Сюжет у фильма был примитивный, единственный интерес представляла последовательность дуэтов, трио, квинтетов и больших оркестров, которые лишь по временам прекращали играть, чтобы позволить высказаться и актерам. «Певец джаза» обогатил кинематограф бессмертной фразой: «You ain’t heard nothing yet» — «Вы пока еще ничего не слышали». В первой сцене «Танго!» пышнотелая певица, наряженная бандитом, закручивала всю эту историю строкой, которая тотчас же перерастала в лавину смыслов: «Буэнос-Айрес, как я далеко!» Выходило, что первым звуком аргентинского кино было слово «Буэнос-Айрес».

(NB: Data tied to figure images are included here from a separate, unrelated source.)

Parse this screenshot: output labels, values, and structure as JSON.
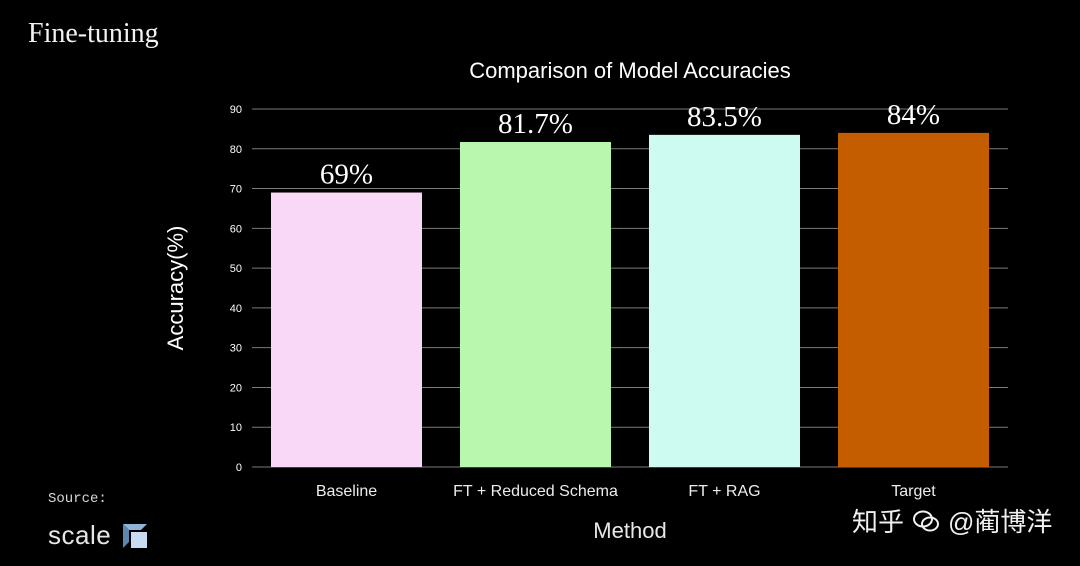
{
  "slide_title": "Fine-tuning",
  "source_label": "Source:",
  "logo_text": "scale",
  "logo_icon": "scale-logo-icon",
  "watermark": {
    "platform": "知乎",
    "handle": "@蔺博洋"
  },
  "colors": {
    "background": "#000000",
    "gridline": "#7a7a7a",
    "bars": [
      "#f9d8f7",
      "#b8f7ad",
      "#cdfbf1",
      "#c45c00"
    ]
  },
  "chart_data": {
    "type": "bar",
    "title": "Comparison of Model Accuracies",
    "xlabel": "Method",
    "ylabel": "Accuracy(%)",
    "categories": [
      "Baseline",
      "FT + Reduced Schema",
      "FT + RAG",
      "Target"
    ],
    "values": [
      69,
      81.7,
      83.5,
      84
    ],
    "data_labels": [
      "69%",
      "81.7%",
      "83.5%",
      "84%"
    ],
    "ylim": [
      0,
      90
    ],
    "yticks": [
      0,
      10,
      20,
      30,
      40,
      50,
      60,
      70,
      80,
      90
    ],
    "grid": true
  }
}
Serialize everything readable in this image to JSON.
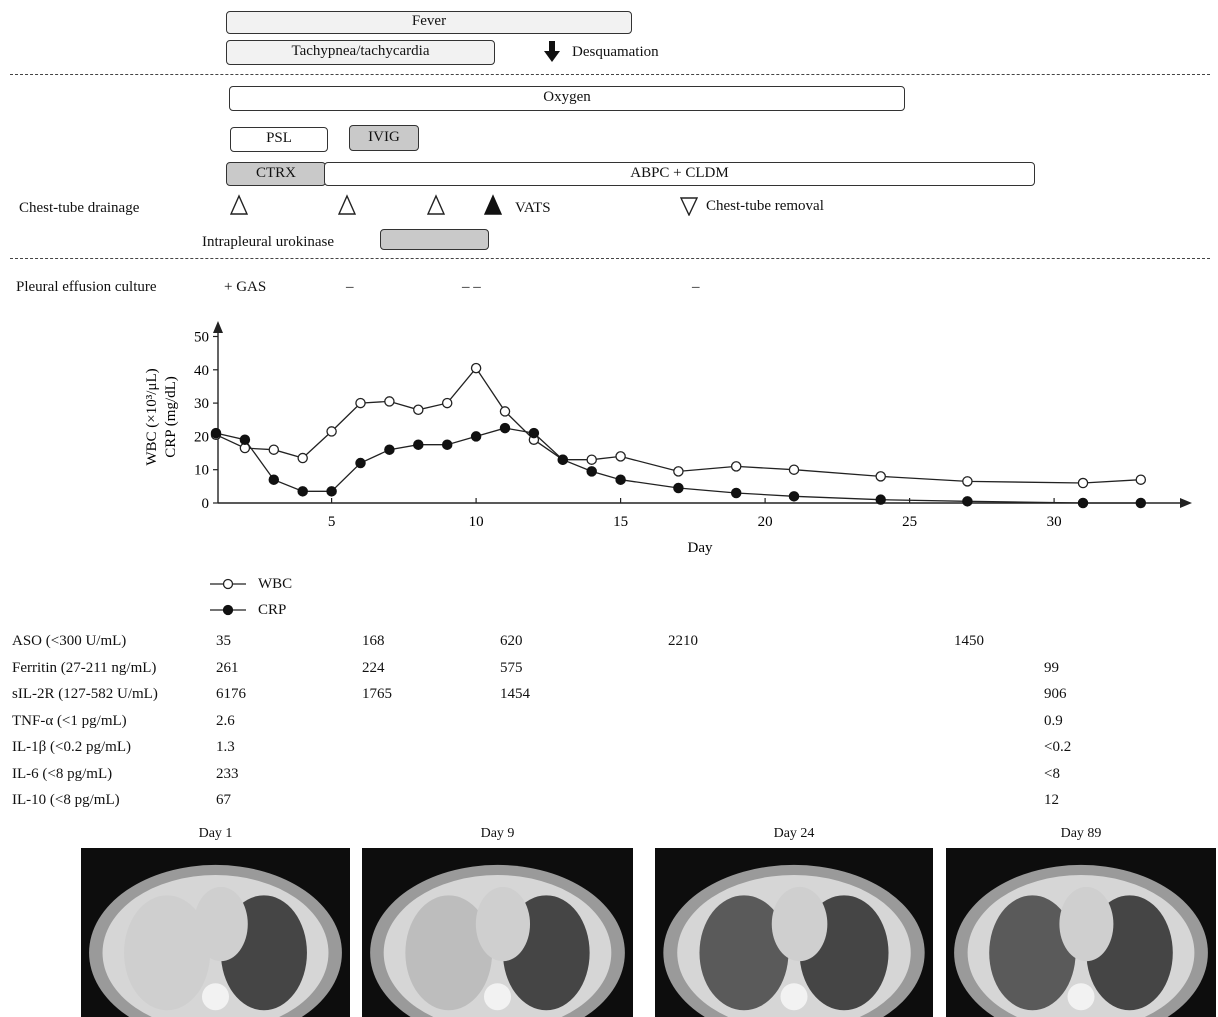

Пока я рассеянно смотрел картину, смысл диалогов в которой от меня ускользал — уж не знаю, из-за нечеткой ли дикции актеров или из-за того, что звук был записан из рук вон плохо, — ко мне пришел страх, что однажды этот город уйдет от меня, и тогда уже ничто не будет таким, как прежде. Я престал дышать, надеясь, что настоящее задержится на месте. В конце концов я почувствовал себя в нигде, вне времени, за которое можно уцепиться. То, чем я был, где-то пропало, и я не знал, как вернуть его обратно. Даже фильм помогал мне запутаться — он был выстроен как бы по кругу, все в нем возвращалось к исходной точке, включая и толстушку, наряженную бандитом; она снова появлялась на последней минуте и пела милонгу, в которой речь шла — я так это понял — о Буэнос-Айресе: Зачем говорить мне о том, / чего я не в силах забыть.